CAHAYA DI MALAM HARI

Di Timur Matahari….(Foto: Trias Kuncahyono)

Carlo Musso, co-author buku Hope, The Autobiography (2025) karya Paus Fransiskus, dalam catatan pendeknya di bagian akhir buku, mengungkapkan cerita yang menimbulkan pertanyaan. Setumpuk pertanyaan.

Catatan Carlo Musso hanya terdiri atas 10 alenia, pun pula lima alenia di antaranya hanyalah berupa kalimat pendek, yang satu di antaranya kalimat sangat pendek: tujuh kata.

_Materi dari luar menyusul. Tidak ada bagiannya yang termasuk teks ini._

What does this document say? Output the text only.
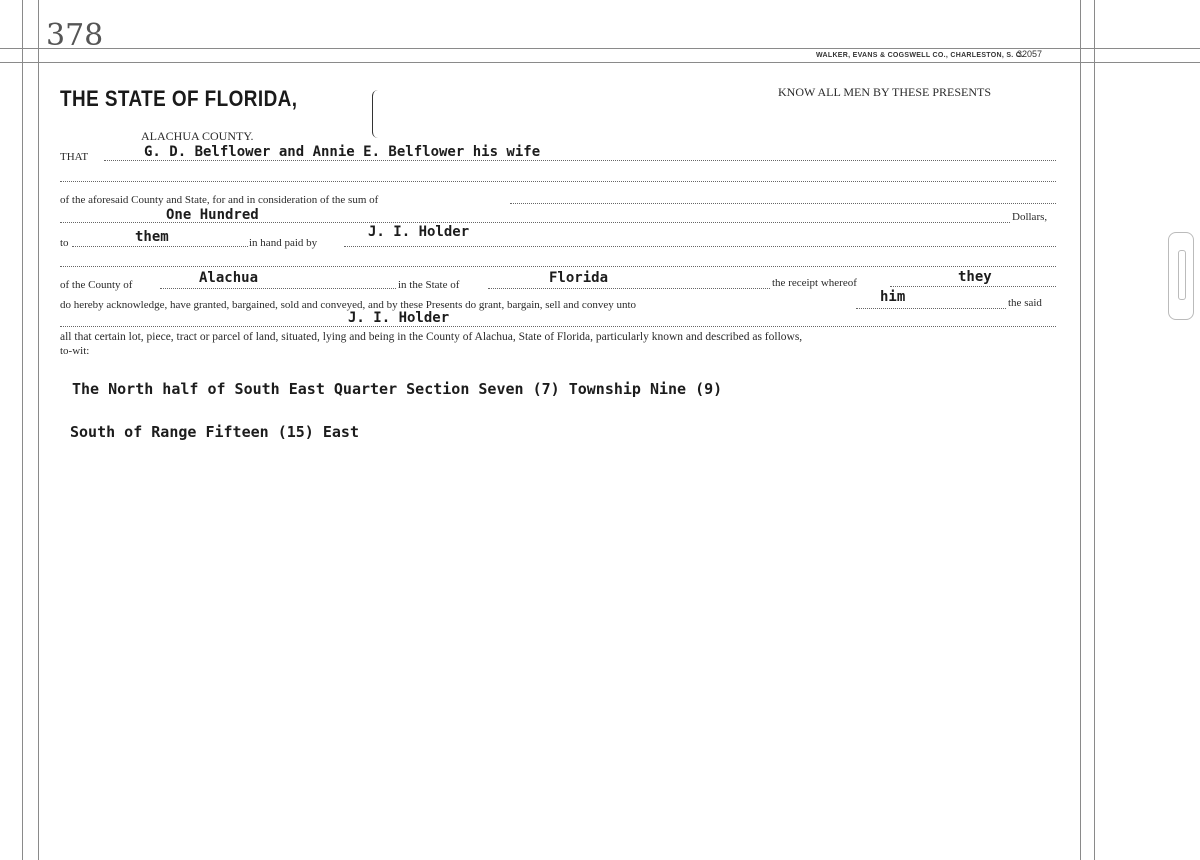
378
WALKER, EVANS & COGSWELL CO., CHARLESTON, S. C.
32057
THE STATE OF FLORIDA,	KNOW ALL MEN BY THESE PRESENTS
ALACHUA COUNTY.
THAT	G. D. Belflower and Annie E. Belflower his wife
of the aforesaid County and State, for and in consideration of the sum of
One Hundred	Dollars,
to	them	in hand paid by
J. I. Holder
of the County of	Alachua	in the State of	Florida	the receipt whereof	they
do hereby acknowledge, have granted, bargained, sold and conveyed, and by these Presents do grant, bargain, sell and convey unto	him	the said
J. I. Holder
all that certain lot, piece, tract or parcel of land, situated, lying and being in the County of Alachua, State of Florida, particularly known and described as follows,
to-wit:
The North half of South East Quarter Section Seven (7) Township Nine (9)
South of Range Fifteen (15) East
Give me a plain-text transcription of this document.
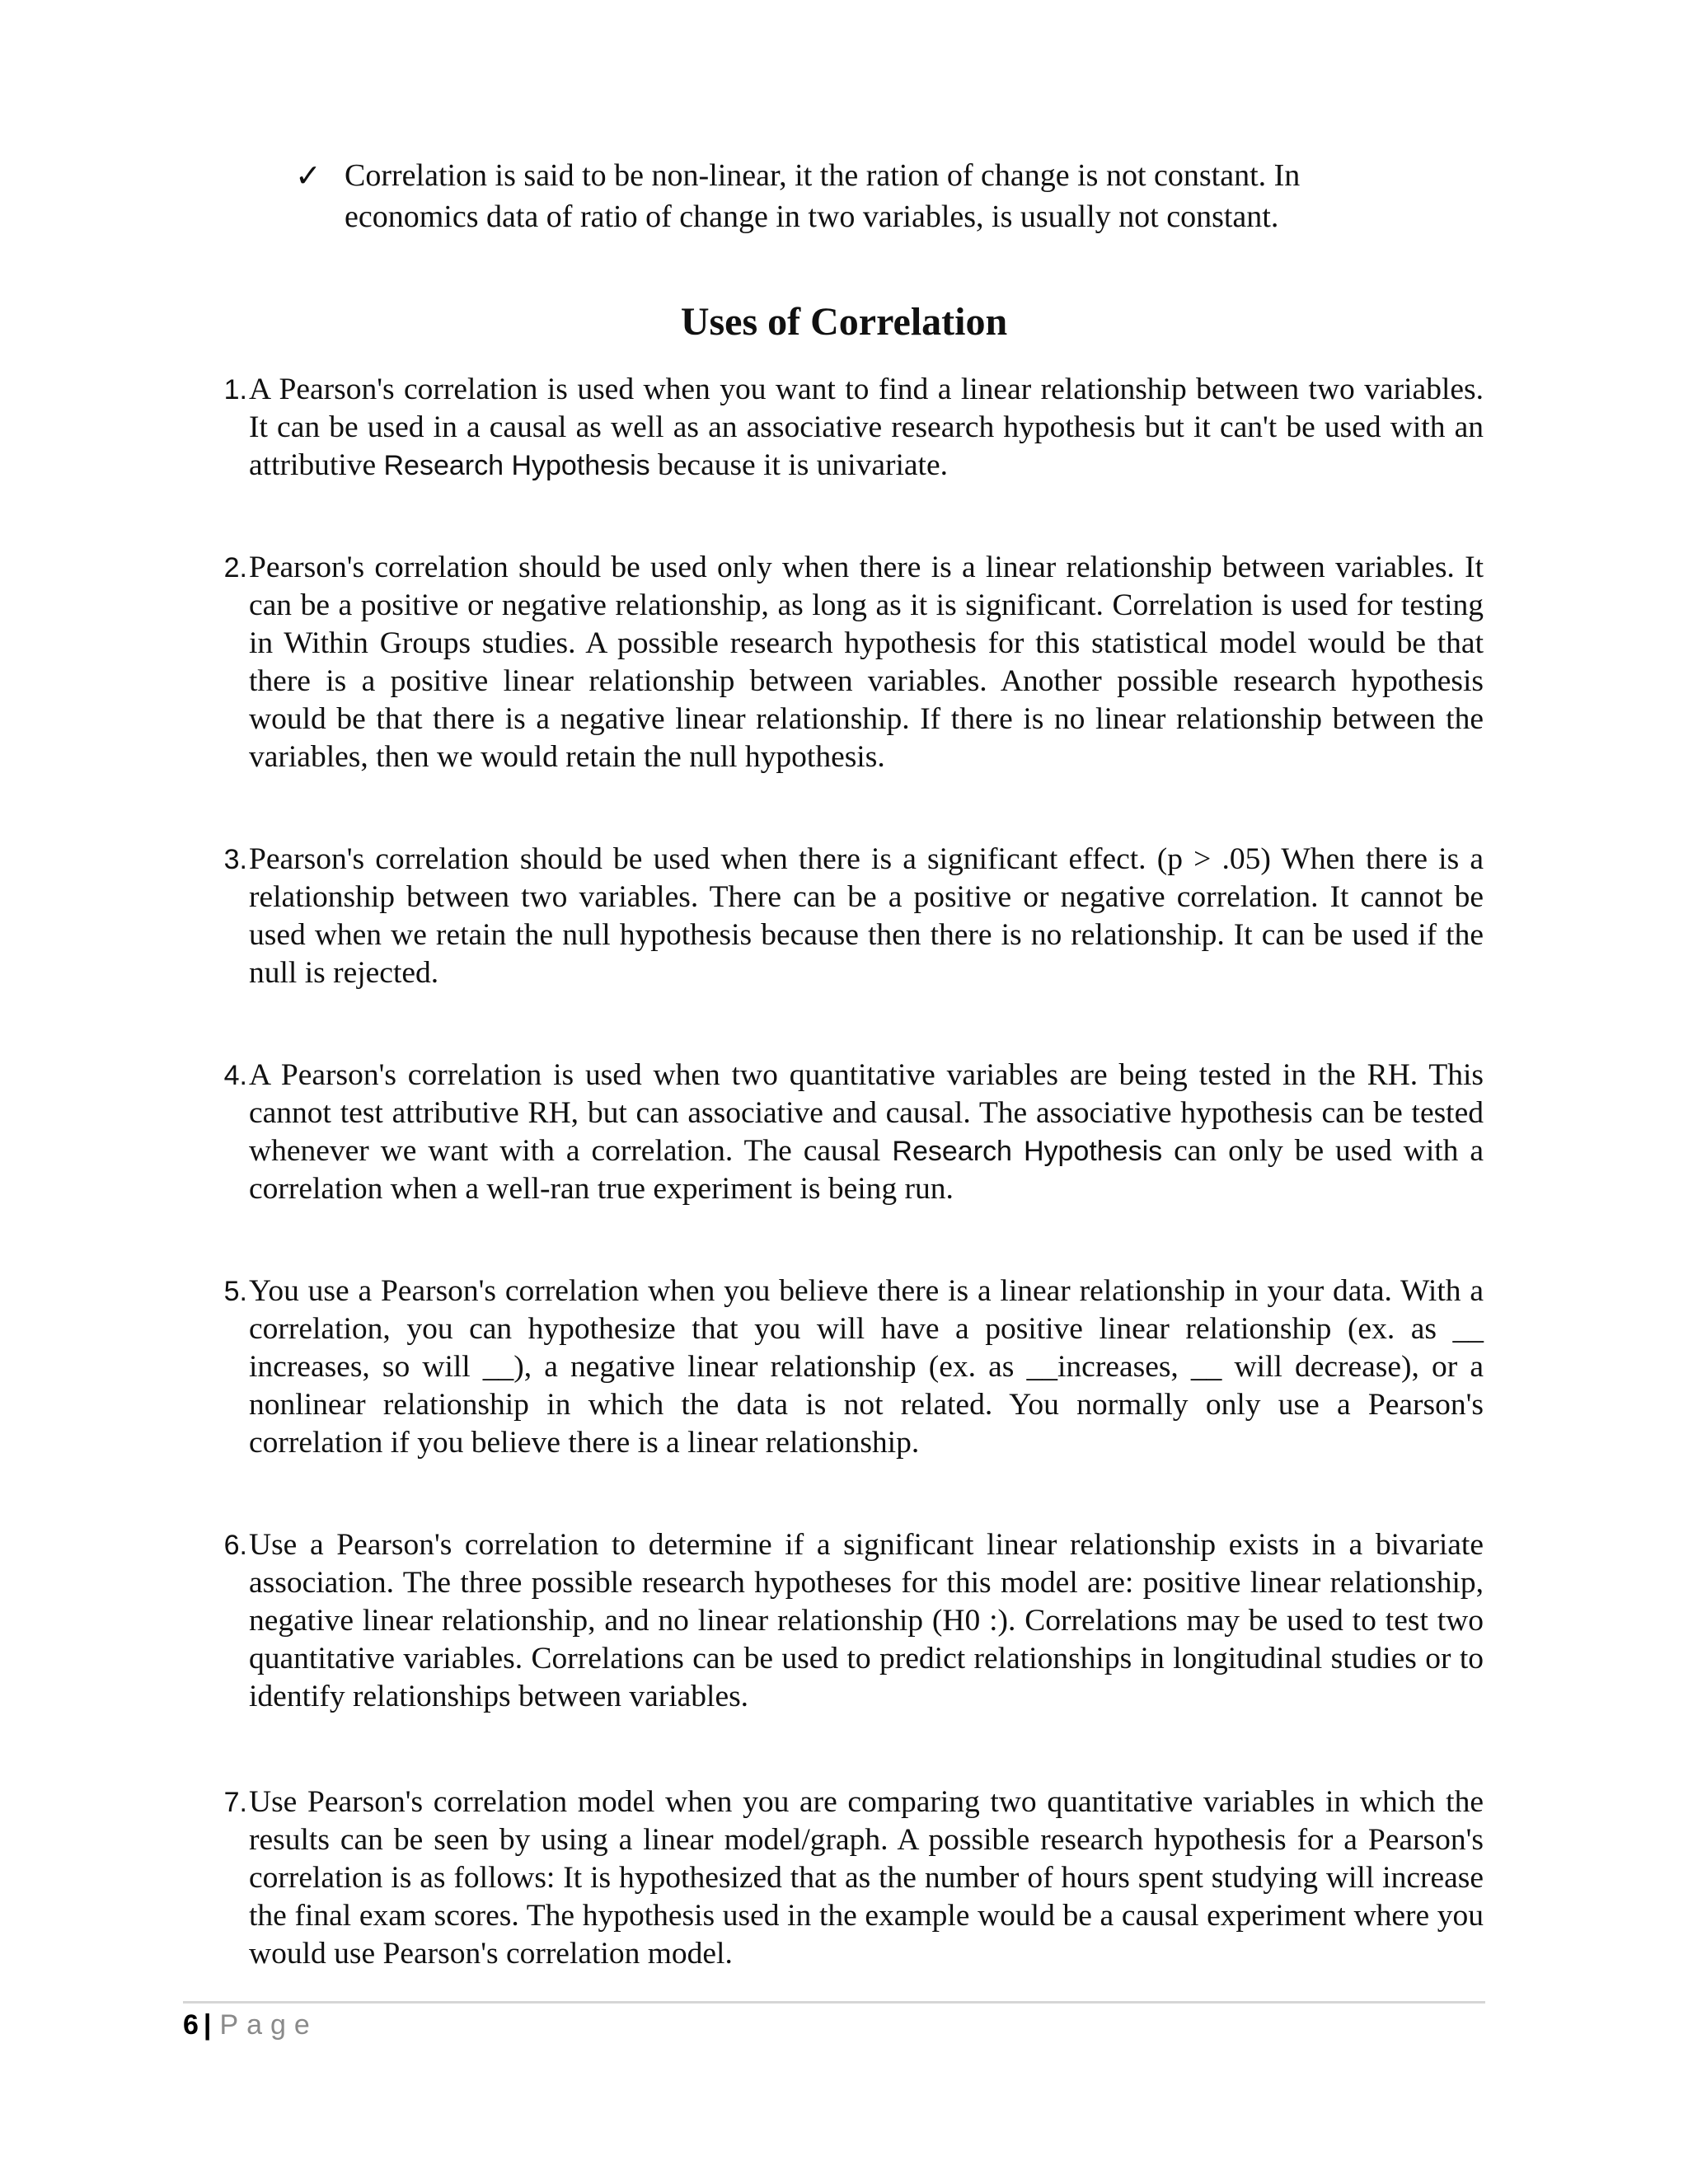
✓ Correlation is said to be non-linear, it the ration of change is not constant. In economics data of ratio of change in two variables, is usually not constant.
Uses of Correlation
1. A Pearson's correlation is used when you want to find a linear relationship between two variables. It can be used in a causal as well as an associative research hypothesis but it can't be used with an attributive Research Hypothesis because it is univariate.
2. Pearson's correlation should be used only when there is a linear relationship between variables. It can be a positive or negative relationship, as long as it is significant. Correlation is used for testing in Within Groups studies. A possible research hypothesis for this statistical model would be that there is a positive linear relationship between variables. Another possible research hypothesis would be that there is a negative linear relationship. If there is no linear relationship between the variables, then we would retain the null hypothesis.
3. Pearson's correlation should be used when there is a significant effect. (p > .05) When there is a relationship between two variables. There can be a positive or negative correlation. It cannot be used when we retain the null hypothesis because then there is no relationship. It can be used if the null is rejected.
4. A Pearson's correlation is used when two quantitative variables are being tested in the RH. This cannot test attributive RH, but can associative and causal. The associative hypothesis can be tested whenever we want with a correlation. The causal Research Hypothesis can only be used with a correlation when a well-ran true experiment is being run.
5. You use a Pearson's correlation when you believe there is a linear relationship in your data. With a correlation, you can hypothesize that you will have a positive linear relationship (ex. as __ increases, so will __), a negative linear relationship (ex. as __increases, __ will decrease), or a nonlinear relationship in which the data is not related. You normally only use a Pearson's correlation if you believe there is a linear relationship.
6. Use a Pearson's correlation to determine if a significant linear relationship exists in a bivariate association. The three possible research hypotheses for this model are: positive linear relationship, negative linear relationship, and no linear relationship (H0 :). Correlations may be used to test two quantitative variables. Correlations can be used to predict relationships in longitudinal studies or to identify relationships between variables.
7. Use Pearson's correlation model when you are comparing two quantitative variables in which the results can be seen by using a linear model/graph. A possible research hypothesis for a Pearson's correlation is as follows: It is hypothesized that as the number of hours spent studying will increase the final exam scores. The hypothesis used in the example would be a causal experiment where you would use Pearson's correlation model.
6 | Page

Tapi, catatan akhir Carlo Musso ini, sangat menyimpan misteri.

Kalimat pertama dalam catatan pendeknya mengungkapkan bahwa sebenarnya buku ini–dokumen ini–baru akan diterbitkan setelah Paus Fransiskus wafat. Lho?

“Sesuai dengan keinginan Yang Mulia Paus Fransiskus, dokumen luar biasa ini awalnya dimaksudkan untuk diterbitkan setelah wafatnya.” Begitu tulis Carlo Musso.

Mengapa akhirnya buku diterbitkan saat ini? Tentu pertanyaan itu–mungkin pertanyaan banyak orang yang sudah membaca buku autobiografi ini–yang muncul. Apa urgensinya?

Paus “dari ujung dunia”, seperti dikatakan pada penampilannya pertama di balkon Basilika Santo Petrus, setelah terpilih 13 Maret 2013, memang kondisi fisiknya semakin lemah.  Sejak tahun 2022 menggunakan kursi roda. Meskipun dapat berjalan pelan-pelan dan dalam jarak yang pendek. Bahkan, ketika cerita ini ditulis, Paus Fransiskus sedang dirawat di Rumah Sakit Agostino Gemelli, sejak 14 Februari 2025.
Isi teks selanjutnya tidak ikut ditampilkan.